7年前、旭ヶ丘の中学校で起きた、クラスメイト9人の無差別毒殺事件。結婚を機にその地に越してきた私は、妻の連れ子である14歳の晴彦との距離をつかみかねていた。前の学校でひどいいじめに遭っていた晴彦は、毒殺事件の犯人・上田祐太郎と面影が似ているらしい。この夏、上田は社会に復帰し、ひそかに噂が流れる―世界の終わりを見せるために、ウエダサマが降臨した。やがて旭ヶ丘に相次ぐ、不審者情報、飼い犬の変死、学校への脅迫状。一方、晴彦は「友だちができたんだ」と笑う。信じたい。けれど、確かめるのが怖い。そして再び、「事件」は起きた…。

おすすめコメント

「きみたちは、世界の終わりを見たくはないか――?」  震撼の黙示録! ”神さま”になりたかった少年と、”父親”になろうとした男。 どこまでも深い絶望の涯てに広がる、終末の風景とは――。平穏な日常に潜む裂け目と虚無を描ききった、震撼の黙示録!

著者紹介

重松 清 (シゲマツ キヨシ)  
1963年岡山県生まれ。

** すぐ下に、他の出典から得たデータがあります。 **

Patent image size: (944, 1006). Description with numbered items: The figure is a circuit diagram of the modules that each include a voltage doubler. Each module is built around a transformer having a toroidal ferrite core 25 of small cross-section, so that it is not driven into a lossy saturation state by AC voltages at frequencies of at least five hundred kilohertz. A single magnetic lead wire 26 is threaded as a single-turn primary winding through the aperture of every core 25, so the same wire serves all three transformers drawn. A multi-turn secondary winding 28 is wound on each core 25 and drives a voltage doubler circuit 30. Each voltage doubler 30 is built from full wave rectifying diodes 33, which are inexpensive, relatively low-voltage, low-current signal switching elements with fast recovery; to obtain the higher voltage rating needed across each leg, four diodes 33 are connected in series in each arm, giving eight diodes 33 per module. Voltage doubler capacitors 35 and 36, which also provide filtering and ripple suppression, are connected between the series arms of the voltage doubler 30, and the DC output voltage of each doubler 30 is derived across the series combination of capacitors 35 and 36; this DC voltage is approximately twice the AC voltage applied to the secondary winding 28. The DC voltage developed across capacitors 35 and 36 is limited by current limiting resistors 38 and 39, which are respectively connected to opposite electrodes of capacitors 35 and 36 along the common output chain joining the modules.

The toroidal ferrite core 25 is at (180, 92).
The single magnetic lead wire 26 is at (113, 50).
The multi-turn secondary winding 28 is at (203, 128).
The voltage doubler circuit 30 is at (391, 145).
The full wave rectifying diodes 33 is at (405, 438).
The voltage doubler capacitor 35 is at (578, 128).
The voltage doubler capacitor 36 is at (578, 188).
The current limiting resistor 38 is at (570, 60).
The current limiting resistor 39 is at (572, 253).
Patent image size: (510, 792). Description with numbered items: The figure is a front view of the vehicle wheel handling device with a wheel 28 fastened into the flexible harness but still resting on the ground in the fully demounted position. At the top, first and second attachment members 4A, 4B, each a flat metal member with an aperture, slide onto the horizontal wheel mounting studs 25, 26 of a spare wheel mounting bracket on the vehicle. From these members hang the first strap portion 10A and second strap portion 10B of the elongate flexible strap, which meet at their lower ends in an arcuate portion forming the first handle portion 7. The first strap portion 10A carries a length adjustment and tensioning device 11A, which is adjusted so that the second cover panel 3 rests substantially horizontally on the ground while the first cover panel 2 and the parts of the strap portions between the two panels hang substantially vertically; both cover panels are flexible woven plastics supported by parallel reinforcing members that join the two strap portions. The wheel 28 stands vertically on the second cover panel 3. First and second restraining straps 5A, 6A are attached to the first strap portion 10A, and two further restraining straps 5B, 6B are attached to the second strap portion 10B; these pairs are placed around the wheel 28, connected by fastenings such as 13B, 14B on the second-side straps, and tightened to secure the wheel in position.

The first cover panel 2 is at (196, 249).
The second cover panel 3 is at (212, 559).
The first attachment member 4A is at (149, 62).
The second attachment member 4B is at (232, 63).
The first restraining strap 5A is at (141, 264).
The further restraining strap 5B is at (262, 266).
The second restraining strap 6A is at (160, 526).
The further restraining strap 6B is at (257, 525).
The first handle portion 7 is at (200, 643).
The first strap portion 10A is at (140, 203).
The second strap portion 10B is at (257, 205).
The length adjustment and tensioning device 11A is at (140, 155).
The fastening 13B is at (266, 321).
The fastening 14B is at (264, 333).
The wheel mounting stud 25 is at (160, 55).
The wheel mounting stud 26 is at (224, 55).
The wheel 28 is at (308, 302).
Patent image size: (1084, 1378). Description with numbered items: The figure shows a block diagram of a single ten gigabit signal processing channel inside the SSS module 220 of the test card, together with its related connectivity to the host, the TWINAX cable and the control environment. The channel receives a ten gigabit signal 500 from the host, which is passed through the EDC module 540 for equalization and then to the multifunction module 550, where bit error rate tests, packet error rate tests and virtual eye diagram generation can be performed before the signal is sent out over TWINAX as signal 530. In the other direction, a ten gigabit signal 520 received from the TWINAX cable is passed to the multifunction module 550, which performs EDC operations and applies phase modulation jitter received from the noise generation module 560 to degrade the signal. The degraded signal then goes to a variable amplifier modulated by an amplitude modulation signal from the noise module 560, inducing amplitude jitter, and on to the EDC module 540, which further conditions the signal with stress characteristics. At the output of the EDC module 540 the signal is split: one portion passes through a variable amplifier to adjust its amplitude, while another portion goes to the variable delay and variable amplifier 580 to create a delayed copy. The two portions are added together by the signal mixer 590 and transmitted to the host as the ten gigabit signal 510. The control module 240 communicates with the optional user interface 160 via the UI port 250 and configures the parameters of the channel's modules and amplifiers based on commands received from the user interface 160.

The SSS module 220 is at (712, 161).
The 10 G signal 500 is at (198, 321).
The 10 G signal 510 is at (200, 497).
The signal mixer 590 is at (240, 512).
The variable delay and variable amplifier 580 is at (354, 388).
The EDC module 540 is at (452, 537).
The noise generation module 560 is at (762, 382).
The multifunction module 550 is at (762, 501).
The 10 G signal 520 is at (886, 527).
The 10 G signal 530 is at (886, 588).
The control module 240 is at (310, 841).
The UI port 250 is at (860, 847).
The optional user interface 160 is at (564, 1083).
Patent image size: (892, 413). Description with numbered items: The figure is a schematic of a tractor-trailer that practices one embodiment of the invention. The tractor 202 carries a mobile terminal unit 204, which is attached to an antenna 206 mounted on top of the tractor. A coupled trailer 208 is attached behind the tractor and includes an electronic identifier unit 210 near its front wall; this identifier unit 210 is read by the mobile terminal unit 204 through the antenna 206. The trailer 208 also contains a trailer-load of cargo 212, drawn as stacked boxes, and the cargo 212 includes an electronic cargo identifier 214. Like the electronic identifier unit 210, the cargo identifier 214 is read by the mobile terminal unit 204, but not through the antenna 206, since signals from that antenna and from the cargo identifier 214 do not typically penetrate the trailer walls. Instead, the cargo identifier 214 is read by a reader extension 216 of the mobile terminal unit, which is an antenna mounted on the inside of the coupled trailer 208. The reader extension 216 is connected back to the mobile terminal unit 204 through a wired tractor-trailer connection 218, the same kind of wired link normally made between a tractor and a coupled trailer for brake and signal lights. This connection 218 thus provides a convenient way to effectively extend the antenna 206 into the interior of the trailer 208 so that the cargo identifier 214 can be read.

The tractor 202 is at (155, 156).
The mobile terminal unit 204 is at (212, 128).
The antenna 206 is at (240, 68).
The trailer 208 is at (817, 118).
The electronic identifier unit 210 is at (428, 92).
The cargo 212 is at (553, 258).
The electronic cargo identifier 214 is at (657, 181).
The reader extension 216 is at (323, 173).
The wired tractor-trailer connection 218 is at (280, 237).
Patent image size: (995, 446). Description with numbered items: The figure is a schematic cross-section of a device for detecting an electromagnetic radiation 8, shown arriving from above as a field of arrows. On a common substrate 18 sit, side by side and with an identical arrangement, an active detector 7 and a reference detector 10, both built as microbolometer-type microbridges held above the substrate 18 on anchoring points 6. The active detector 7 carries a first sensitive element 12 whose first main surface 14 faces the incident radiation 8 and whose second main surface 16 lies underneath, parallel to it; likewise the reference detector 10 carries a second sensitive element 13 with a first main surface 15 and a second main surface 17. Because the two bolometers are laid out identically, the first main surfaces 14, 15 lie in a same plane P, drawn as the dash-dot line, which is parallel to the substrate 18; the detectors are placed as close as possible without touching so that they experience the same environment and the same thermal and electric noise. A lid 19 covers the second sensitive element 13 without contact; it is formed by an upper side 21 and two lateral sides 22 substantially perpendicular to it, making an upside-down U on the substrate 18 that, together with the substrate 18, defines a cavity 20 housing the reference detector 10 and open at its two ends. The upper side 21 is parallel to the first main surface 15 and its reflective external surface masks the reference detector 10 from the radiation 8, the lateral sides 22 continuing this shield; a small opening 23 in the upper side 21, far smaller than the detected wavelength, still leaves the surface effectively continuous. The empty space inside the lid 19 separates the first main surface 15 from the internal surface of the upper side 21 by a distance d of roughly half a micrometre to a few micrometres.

出版社勤務を経て執筆活動に入る。91年『ビフォア・ラン』でデビュー。99年『ナイフ』で坪田譲治文学賞、『エイジ』で山本周五郎賞、2001年『ビタミンF』で直木賞、10年『十字架』で吉川英治文学賞、14年『ゼツメツ少年』で毎日出版文化賞を受賞。話題作を次々に刊行する傍ら、ライターとしても活躍(本データはこの書籍が刊行された当時に掲載されていたものです)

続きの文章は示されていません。